Welch Schelm der hier etwas Böses denkt. Komisch ist bei der gesamten Vorgehensweise nur, dass zuerst 600 Parkplätze geschaffen werden sollten, nun nur noch 204 nötig sind! Und das alles nur, weil die Post nicht verkaufen will, oder weil noch keiner mit ihr gesprochen hat. Wenn man andere Entwickler oder Investoren bei Einkaufscentern sieht, wird auf die geforderte Mindesteinstellplatzfläche zwischen 20 – 25 % draufgelegt!
Dafür biegen wir der Post nun auch noch einen hin, indem wir denen erst einmal die Fenster zubauen, denn der neue Bahnhof soll im östlichen Bereich direkt an die Post gebaut werden. Was sagt hier das Baurecht?? Ganz klar, Grenzbebauung! Oder hat Herr Tetzner schon eine Lösung? Am vergangenen Mittwoch ist er, wie man ihn so kennen gelernt hat, geschickt drum herum gegangen, hat die Diskussion auf eine getrübte Stimmung zwischen Timon und Verwaltung gebracht, damit nicht noch mehr Unwegbarkeiten seitens Politik und Verwaltung erörtert werden.
Betrachtet man seine Planung, so musste er nun die östliche Parkhauseinfahrt in die Einzelhandelsfläche planen. Dafür hat man kurzerhand neue Einzelhandelsverkaufsfläche in das Tiefgeschoß geplant. Laut oben genannter Imagebroschüre soll hier ein Lebensmittelmarkt entstehen. Schätzungsweise 1.000 – 1.200 m² Fläche!
Aber was verlangt der Entwickler nun von der Politik? Einen Bebauungsplan vor dem städtebaulichen Vertrag! Wird dieser erteilt, ist die Stadt Hildesheim sieben Jahre an den Plan gebunden. Das heißt, wenn der Entwickler diesen Plan vor dem städtebaulichen Vertrag erhält, kann er bauen oder nicht! Kann aber auch verkaufen oder nicht! Und wir Hildesheimer trauern die nächsten sieben Jahre hinter den Entschlüssen der Politiker hinterher!
Seit September 2004 wird geredet, geredet und geredet.
Wie weit sind wir heute? Nicht weiter als 2004! Wir haben keine Finanzierungszusage, keinen städtebaulichen Vertrag, keine Information über die Vermietsituation, keinen Ankermieter! Kann man in diesem Fall über eine vertrauensvolle Partnerschaft reden? Der Partner der Stadt hat alle Forderungen bzw. Auflagen bis heute nicht erbracht! Das Gesamtkonzept war scheinbar ein paar Hausnummern zu groß. Man erinnere sich an die Zusagen im September 2004: Bis zur WM werden wir es nicht schaffen, aber das Weihnachtsgeschäft 2006 können die Kaufleute im Bahnhof mitnehmen. Und heute, fünf Monate vor dem ersten Advent, ist kein Spatenstich zu sehen!
Hildesheim braucht ein vernünftiges Entree! Nicht nur gen Norden, sondern auch zum Süden des Bahnhofsplatzes. Besucher unserer Stadt schauen nach wie vor auf die Fassade des Multistore, wenn Sie den Bahnhof verlassen. Auch die Fußgängerzone Bernwardstrasse muss saniert werden. Hier ist Handlungsbedarf!

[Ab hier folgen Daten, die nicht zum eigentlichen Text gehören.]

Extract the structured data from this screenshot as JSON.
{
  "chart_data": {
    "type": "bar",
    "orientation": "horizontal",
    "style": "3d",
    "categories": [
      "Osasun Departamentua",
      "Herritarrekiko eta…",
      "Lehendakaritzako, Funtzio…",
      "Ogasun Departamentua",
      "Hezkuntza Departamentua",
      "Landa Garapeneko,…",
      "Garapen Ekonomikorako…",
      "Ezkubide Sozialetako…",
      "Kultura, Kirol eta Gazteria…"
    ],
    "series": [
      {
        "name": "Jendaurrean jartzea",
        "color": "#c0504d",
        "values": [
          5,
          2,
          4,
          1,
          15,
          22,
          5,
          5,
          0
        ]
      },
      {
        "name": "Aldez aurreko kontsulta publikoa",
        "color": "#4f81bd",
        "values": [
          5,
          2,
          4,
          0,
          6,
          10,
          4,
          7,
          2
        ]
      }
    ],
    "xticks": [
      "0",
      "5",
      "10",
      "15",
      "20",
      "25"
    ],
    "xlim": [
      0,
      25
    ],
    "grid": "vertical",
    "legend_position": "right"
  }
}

Wir fordern die Entscheider auf, nun endlich Fakten zu schaffen, damit die Sanierung unseres Bahnhofs und des Vorplatzes vorangehen kann.

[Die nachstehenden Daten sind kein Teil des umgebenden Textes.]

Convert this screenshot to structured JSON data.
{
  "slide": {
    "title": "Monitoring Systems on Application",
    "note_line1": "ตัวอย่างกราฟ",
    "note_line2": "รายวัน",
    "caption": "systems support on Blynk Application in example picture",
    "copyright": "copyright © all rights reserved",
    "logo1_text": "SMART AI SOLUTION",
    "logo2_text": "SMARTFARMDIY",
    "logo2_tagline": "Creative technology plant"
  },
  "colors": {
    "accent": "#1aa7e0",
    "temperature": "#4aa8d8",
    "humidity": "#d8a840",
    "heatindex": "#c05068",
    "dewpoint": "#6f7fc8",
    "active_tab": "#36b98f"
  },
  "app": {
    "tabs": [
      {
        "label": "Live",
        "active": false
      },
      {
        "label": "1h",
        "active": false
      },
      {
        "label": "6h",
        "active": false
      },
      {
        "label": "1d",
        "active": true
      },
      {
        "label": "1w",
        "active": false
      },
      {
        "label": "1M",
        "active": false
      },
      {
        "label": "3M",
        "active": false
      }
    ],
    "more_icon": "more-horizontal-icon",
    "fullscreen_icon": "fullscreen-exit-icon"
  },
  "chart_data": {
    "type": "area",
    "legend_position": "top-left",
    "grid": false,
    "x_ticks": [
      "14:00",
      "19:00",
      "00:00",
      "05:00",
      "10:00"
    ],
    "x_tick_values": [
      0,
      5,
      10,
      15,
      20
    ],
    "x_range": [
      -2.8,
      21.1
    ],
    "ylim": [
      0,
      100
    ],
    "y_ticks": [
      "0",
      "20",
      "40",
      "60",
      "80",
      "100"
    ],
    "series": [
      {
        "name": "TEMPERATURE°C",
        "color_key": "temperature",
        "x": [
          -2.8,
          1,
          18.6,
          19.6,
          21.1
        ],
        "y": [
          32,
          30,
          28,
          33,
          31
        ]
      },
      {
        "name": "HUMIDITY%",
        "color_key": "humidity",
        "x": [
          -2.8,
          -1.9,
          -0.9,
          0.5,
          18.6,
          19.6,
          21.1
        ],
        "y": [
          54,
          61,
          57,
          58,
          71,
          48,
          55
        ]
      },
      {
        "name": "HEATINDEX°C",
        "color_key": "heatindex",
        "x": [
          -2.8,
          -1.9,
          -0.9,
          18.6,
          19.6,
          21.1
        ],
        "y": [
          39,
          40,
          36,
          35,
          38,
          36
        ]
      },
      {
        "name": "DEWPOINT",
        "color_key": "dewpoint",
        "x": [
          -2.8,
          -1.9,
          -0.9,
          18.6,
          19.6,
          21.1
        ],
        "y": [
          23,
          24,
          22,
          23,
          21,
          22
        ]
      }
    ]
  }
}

Die Stadt hat keinen gültigen Vertrag mit der Firma Timon. Also wen hindert es, einen anderen Entwickler zu beauftragen, der in der Lage ist, die geforderten Auflagen zu erfüllen und einen Baubeginn zu terminieren. Erinnert sei an die vielen anderen Vorschläge zur Gestaltung des Areals.

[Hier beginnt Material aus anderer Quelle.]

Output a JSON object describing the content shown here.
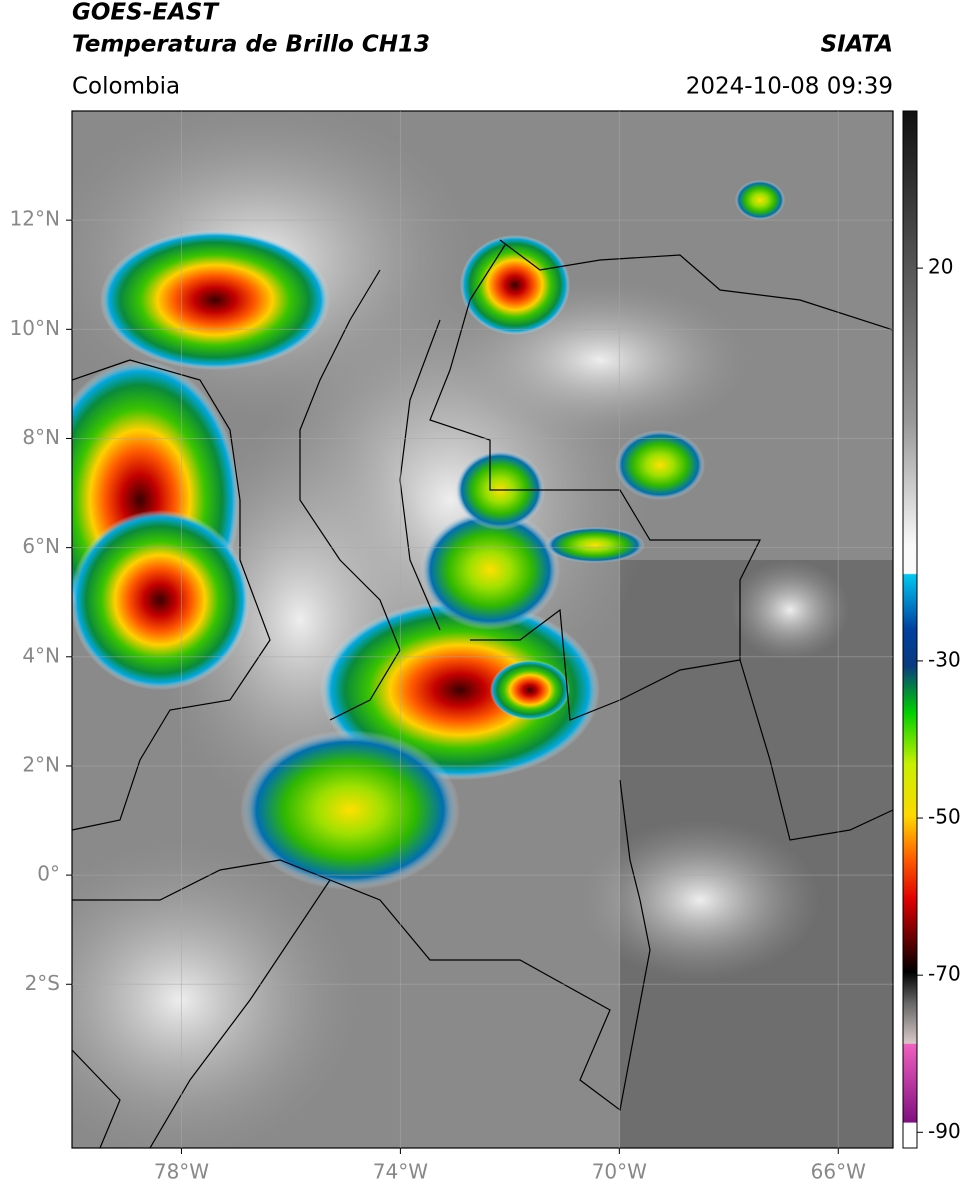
{
  "chart_data": {
    "type": "map",
    "title": "GOES-EAST",
    "subtitle": "Temperatura de Brillo CH13",
    "source": "SIATA",
    "region": "Colombia",
    "datetime": "2024-10-08 09:39",
    "xlim": [
      -80,
      -65
    ],
    "ylim": [
      -5,
      14
    ],
    "xticks": [
      {
        "value": -78,
        "label": "78°W"
      },
      {
        "value": -74,
        "label": "74°W"
      },
      {
        "value": -70,
        "label": "70°W"
      },
      {
        "value": -66,
        "label": "66°W"
      }
    ],
    "yticks": [
      {
        "value": 12,
        "label": "12°N"
      },
      {
        "value": 10,
        "label": "10°N"
      },
      {
        "value": 8,
        "label": "8°N"
      },
      {
        "value": 6,
        "label": "6°N"
      },
      {
        "value": 4,
        "label": "4°N"
      },
      {
        "value": 2,
        "label": "2°N"
      },
      {
        "value": 0,
        "label": "0°"
      },
      {
        "value": -2,
        "label": "2°S"
      }
    ],
    "grid": true,
    "colorbar": {
      "lim": [
        -92,
        40
      ],
      "ticks": [
        20,
        -30,
        -50,
        -70,
        -90
      ]
    }
  }
}
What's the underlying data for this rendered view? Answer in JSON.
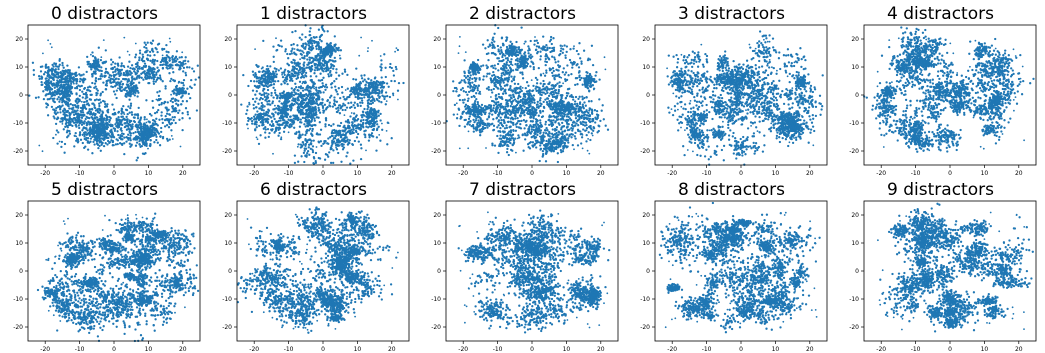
{
  "chart_data": [
    {
      "type": "scatter",
      "title": "0 distractors",
      "xlim": [
        -25,
        25
      ],
      "ylim": [
        -25,
        25
      ],
      "xticks": [
        -20,
        -10,
        0,
        10,
        20
      ],
      "yticks": [
        -20,
        -10,
        0,
        10,
        20
      ],
      "color": "#1f77b4",
      "seed": 11
    },
    {
      "type": "scatter",
      "title": "1 distractors",
      "xlim": [
        -25,
        25
      ],
      "ylim": [
        -25,
        25
      ],
      "xticks": [
        -20,
        -10,
        0,
        10,
        20
      ],
      "yticks": [
        -20,
        -10,
        0,
        10,
        20
      ],
      "color": "#1f77b4",
      "seed": 23
    },
    {
      "type": "scatter",
      "title": "2 distractors",
      "xlim": [
        -25,
        25
      ],
      "ylim": [
        -25,
        25
      ],
      "xticks": [
        -20,
        -10,
        0,
        10,
        20
      ],
      "yticks": [
        -20,
        -10,
        0,
        10,
        20
      ],
      "color": "#1f77b4",
      "seed": 37
    },
    {
      "type": "scatter",
      "title": "3 distractors",
      "xlim": [
        -25,
        25
      ],
      "ylim": [
        -25,
        25
      ],
      "xticks": [
        -20,
        -10,
        0,
        10,
        20
      ],
      "yticks": [
        -20,
        -10,
        0,
        10,
        20
      ],
      "color": "#1f77b4",
      "seed": 41
    },
    {
      "type": "scatter",
      "title": "4 distractors",
      "xlim": [
        -25,
        25
      ],
      "ylim": [
        -25,
        25
      ],
      "xticks": [
        -20,
        -10,
        0,
        10,
        20
      ],
      "yticks": [
        -20,
        -10,
        0,
        10,
        20
      ],
      "color": "#1f77b4",
      "seed": 53
    },
    {
      "type": "scatter",
      "title": "5 distractors",
      "xlim": [
        -25,
        25
      ],
      "ylim": [
        -25,
        25
      ],
      "xticks": [
        -20,
        -10,
        0,
        10,
        20
      ],
      "yticks": [
        -20,
        -10,
        0,
        10,
        20
      ],
      "color": "#1f77b4",
      "seed": 67
    },
    {
      "type": "scatter",
      "title": "6 distractors",
      "xlim": [
        -25,
        25
      ],
      "ylim": [
        -25,
        25
      ],
      "xticks": [
        -20,
        -10,
        0,
        10,
        20
      ],
      "yticks": [
        -20,
        -10,
        0,
        10,
        20
      ],
      "color": "#1f77b4",
      "seed": 71
    },
    {
      "type": "scatter",
      "title": "7 distractors",
      "xlim": [
        -25,
        25
      ],
      "ylim": [
        -25,
        25
      ],
      "xticks": [
        -20,
        -10,
        0,
        10,
        20
      ],
      "yticks": [
        -20,
        -10,
        0,
        10,
        20
      ],
      "color": "#1f77b4",
      "seed": 83
    },
    {
      "type": "scatter",
      "title": "8 distractors",
      "xlim": [
        -25,
        25
      ],
      "ylim": [
        -25,
        25
      ],
      "xticks": [
        -20,
        -10,
        0,
        10,
        20
      ],
      "yticks": [
        -20,
        -10,
        0,
        10,
        20
      ],
      "color": "#1f77b4",
      "seed": 97
    },
    {
      "type": "scatter",
      "title": "9 distractors",
      "xlim": [
        -25,
        25
      ],
      "ylim": [
        -25,
        25
      ],
      "xticks": [
        -20,
        -10,
        0,
        10,
        20
      ],
      "yticks": [
        -20,
        -10,
        0,
        10,
        20
      ],
      "color": "#1f77b4",
      "seed": 101
    }
  ]
}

Wurde die Entscheidung für dieses Projekt durch den Konflikt zwischen Rat und Verwaltung geprägt? Tragen wir jetzt die Folgen? Es wird Zeit, daß man eine Fehlentscheidung stoppt und das Vorhaben auf die richtige Bahn bringt. Dies wäre menschliche Größe und würde niemandem Schaden, sondern unserem Standort nutzen.